Les décisions annoncées par le gouvernement sur l’avenir du nucléaire en France alors que le débat public est encore en cours interrogent sur l’utilité de ce dernier. Pour Chantal Jouanno, « les jeux ne sont pas faits ».
Ancienne présidente de l’Agence de l’environnement et de la maîtrise de l’énergie, secrétaire d’État chargée de l’Écologie et ministre des Sports de François Fillon ainsi que sénatrice de Paris, Chantal Jouanno dirige depuis 2018 la Commission nationale du débat public.
(...) Chantal Jouanno — Ce projet de loi accélère les procédures, mais n’emporte en rien la décision de construire ou pas de nouveau réacteurs. Le débat public, lui, met en débat l’opportunité de faire ou pas de nouveaux EPR. (...)
si l’on s’en tient à la stricte interprétation juridique, la loi sur l’accélération du nucléaire ne dit rien de l’opportunité du projet, contrairement à ce qui a pu se faire par le passé. Par exemple, quand il y a eu en 2005 le débat public sur l’EPR de Flamanville, le gouvernement avait fait voter en même temps le principe même de la construction de l’EPR. Là, heureusement, ils n’ont pas fait ça… (...)
Dans le jeu parlementaire, il y a l’Assemblée nationale.
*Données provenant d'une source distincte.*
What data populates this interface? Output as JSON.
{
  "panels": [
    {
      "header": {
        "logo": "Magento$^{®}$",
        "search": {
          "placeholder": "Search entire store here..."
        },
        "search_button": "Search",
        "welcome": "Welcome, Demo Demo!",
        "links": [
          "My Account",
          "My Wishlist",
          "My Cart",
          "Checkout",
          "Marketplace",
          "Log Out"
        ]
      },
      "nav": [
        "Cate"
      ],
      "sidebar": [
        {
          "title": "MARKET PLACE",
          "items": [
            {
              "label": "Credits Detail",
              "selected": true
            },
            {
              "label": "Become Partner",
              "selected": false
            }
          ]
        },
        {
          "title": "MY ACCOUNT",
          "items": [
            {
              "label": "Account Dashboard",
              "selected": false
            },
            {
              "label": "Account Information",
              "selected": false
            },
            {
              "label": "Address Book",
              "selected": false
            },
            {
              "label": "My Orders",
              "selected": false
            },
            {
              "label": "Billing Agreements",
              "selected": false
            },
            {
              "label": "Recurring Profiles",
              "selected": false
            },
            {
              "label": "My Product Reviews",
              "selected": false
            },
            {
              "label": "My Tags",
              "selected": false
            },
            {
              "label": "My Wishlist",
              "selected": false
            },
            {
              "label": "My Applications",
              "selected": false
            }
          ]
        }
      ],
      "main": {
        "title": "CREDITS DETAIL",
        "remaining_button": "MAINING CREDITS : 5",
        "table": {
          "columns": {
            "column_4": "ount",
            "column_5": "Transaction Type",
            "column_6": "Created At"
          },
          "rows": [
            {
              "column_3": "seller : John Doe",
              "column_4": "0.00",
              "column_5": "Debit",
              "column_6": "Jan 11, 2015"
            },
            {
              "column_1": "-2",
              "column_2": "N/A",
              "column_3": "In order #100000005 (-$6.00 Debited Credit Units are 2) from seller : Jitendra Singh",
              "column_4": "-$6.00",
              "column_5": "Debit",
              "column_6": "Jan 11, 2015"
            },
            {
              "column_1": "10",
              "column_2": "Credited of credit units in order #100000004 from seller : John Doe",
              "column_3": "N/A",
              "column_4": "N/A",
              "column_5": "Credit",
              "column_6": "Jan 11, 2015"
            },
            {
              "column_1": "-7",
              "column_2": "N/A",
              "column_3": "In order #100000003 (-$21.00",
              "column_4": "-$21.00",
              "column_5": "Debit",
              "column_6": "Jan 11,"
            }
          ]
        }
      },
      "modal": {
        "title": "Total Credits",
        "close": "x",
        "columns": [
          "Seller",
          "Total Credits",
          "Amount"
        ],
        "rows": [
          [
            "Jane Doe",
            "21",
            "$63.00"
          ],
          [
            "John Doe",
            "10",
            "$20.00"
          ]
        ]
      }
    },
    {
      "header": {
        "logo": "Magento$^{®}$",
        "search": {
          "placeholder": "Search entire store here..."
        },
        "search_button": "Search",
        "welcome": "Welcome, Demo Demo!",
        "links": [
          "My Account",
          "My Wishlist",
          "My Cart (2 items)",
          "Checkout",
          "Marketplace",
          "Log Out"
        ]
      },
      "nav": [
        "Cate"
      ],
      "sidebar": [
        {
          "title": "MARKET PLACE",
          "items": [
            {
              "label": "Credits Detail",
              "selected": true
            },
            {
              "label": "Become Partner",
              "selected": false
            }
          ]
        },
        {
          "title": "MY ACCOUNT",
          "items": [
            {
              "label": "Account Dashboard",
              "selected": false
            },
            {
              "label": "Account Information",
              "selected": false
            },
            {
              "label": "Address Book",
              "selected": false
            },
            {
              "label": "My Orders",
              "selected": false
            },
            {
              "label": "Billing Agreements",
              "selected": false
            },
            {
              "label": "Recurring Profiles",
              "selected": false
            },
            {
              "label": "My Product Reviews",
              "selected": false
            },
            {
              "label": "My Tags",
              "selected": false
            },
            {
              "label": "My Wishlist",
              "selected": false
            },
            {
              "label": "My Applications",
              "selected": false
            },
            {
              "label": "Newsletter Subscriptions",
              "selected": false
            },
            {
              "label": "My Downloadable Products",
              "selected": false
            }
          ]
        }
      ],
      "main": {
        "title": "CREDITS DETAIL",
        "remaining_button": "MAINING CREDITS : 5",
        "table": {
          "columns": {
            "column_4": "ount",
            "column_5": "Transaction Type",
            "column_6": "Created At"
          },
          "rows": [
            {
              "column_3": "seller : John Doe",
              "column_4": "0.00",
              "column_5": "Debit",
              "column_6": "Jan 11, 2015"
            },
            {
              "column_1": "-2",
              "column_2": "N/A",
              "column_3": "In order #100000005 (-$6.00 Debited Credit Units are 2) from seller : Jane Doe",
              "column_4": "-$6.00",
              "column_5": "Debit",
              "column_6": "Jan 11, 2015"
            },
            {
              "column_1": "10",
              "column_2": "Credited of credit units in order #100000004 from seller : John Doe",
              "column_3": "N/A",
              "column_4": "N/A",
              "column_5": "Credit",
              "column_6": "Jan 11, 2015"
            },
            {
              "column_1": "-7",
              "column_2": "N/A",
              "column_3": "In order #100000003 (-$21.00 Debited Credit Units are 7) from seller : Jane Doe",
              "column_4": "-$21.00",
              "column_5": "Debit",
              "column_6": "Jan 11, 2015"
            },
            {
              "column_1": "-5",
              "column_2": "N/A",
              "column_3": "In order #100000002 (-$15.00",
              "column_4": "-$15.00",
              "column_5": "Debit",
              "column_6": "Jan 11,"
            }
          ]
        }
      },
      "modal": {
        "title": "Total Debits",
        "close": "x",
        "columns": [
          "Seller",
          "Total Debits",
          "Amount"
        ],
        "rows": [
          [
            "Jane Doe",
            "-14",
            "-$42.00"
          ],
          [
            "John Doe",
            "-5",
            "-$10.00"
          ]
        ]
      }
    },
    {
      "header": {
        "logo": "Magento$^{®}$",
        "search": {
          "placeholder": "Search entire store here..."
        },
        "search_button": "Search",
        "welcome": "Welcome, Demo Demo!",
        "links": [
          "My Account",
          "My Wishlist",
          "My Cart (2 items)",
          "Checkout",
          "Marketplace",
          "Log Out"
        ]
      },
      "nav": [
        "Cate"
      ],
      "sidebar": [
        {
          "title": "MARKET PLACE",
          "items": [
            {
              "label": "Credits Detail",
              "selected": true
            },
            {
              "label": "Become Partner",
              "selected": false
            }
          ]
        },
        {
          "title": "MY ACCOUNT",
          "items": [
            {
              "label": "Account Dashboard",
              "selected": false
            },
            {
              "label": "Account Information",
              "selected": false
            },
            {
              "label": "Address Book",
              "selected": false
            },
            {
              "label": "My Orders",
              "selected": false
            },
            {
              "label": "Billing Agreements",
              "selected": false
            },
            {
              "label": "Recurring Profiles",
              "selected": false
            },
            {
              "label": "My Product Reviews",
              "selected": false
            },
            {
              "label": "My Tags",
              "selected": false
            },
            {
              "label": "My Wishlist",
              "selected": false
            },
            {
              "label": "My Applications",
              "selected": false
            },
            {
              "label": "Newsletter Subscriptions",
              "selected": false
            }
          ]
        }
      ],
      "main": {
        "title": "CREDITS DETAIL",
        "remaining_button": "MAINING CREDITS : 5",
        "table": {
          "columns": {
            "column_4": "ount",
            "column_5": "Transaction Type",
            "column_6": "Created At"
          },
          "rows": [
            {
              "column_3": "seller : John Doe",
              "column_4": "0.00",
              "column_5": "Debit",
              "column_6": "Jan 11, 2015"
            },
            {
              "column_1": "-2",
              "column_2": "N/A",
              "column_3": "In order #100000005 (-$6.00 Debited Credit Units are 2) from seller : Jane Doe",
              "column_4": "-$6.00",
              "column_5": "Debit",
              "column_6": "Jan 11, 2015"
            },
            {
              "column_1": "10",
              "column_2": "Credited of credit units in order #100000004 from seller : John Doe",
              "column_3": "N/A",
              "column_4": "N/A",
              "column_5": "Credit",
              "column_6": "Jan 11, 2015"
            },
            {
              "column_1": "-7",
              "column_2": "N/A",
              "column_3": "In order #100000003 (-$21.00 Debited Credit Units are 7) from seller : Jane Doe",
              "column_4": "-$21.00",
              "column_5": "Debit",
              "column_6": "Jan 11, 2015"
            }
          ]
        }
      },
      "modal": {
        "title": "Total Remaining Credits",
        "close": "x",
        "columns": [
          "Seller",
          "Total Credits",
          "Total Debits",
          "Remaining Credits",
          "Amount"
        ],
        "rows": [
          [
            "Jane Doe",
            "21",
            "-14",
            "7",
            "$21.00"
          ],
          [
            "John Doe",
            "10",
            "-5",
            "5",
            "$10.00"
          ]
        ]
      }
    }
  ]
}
Au final, il faudra un accord entre les deux assemblées. Or, les jeux sont ouverts entre les deux assemblées. Le débat public n’a malheureusement pas plus de pouvoir que celui d’éclairer les décisions. (...)
Il y a un débat général sur l’opportunité de faire ou pas du nucléaire avec une évolution de l’opinion qui est un peu plus favorable. Mais au moment où on va lancer les chantiers, on ne sait pas quel sera l’état de l’opinion sur le principe même du nucléaire. Le deuxième élément qui ressort des débats, c’est une interrogation sur la faisabilité du projet : est-ce que l’EPR, ça marche ? Va-t-on être en capacité de faire, de financer les EPR2, aura-t-on les capacités industrielles et les compétences requises ? Des personnes disent aussi qu’on peut se passer du nucléaire avec du renouvelable. (...)
Autre chose : dans les précédents débats, il y avait assez peu de participation, sans doute parce que les gens considéraient que tout était joué. Là, il y a beaucoup de participation et surtout on a des expressions très ouvertes, on a autour de la table des très pour et des très contre. (...)
Dans une démocratie, il est normal qu’il y ait des points de vue divergents, il faut les reconnaître. Il n’y a pas de consensus sur le nucléaire, pas de consensus sur les EPR, et même s’il y a des opinions plus favorables en ce moment, ce peut être des évolutions conjoncturelles qui ne veulent rien dire de l’avenir. (...)
Il y a aussi le sujet majeur du financement : en raison de frais financiers plus lourds sur l’investissement nucléaire, les sources renouvelables sont beaucoup plus intéressantes que les EPR. Il y a aussi des arguments territoriaux (...)
Donc tous ces sujets vont être documentés, révélés, mis sur la table. On voudrait présenter les conclusions du débat devant le Sénat et devant l’Assemblée nationale, afin que les parlementaires puissent se saisir de tout ce qui a été dit parce qu’il y a des sujets lourds, qui vont demander des réponses très politiques. (...)
Vous allez quitter la présidence de la CNDP. Quel est son avenir ?
L’institution devrait grossir, c’est-à-dire qu’on devrait reconnaître la place de la démocratie participative, et qu’on lui ouvre de nouveaux champs hors de l’environnement. Je suis arrivée dans une institution qui se pensait comme une organisatrice de débat public. En fait, elle est devenue la garante d’un droit du public. Est-ce qu’on la marie avec le Défenseur des droits ? Est-ce qu’on en fait une super institution de la participation du public ? Plein de voies qui s’ouvrent.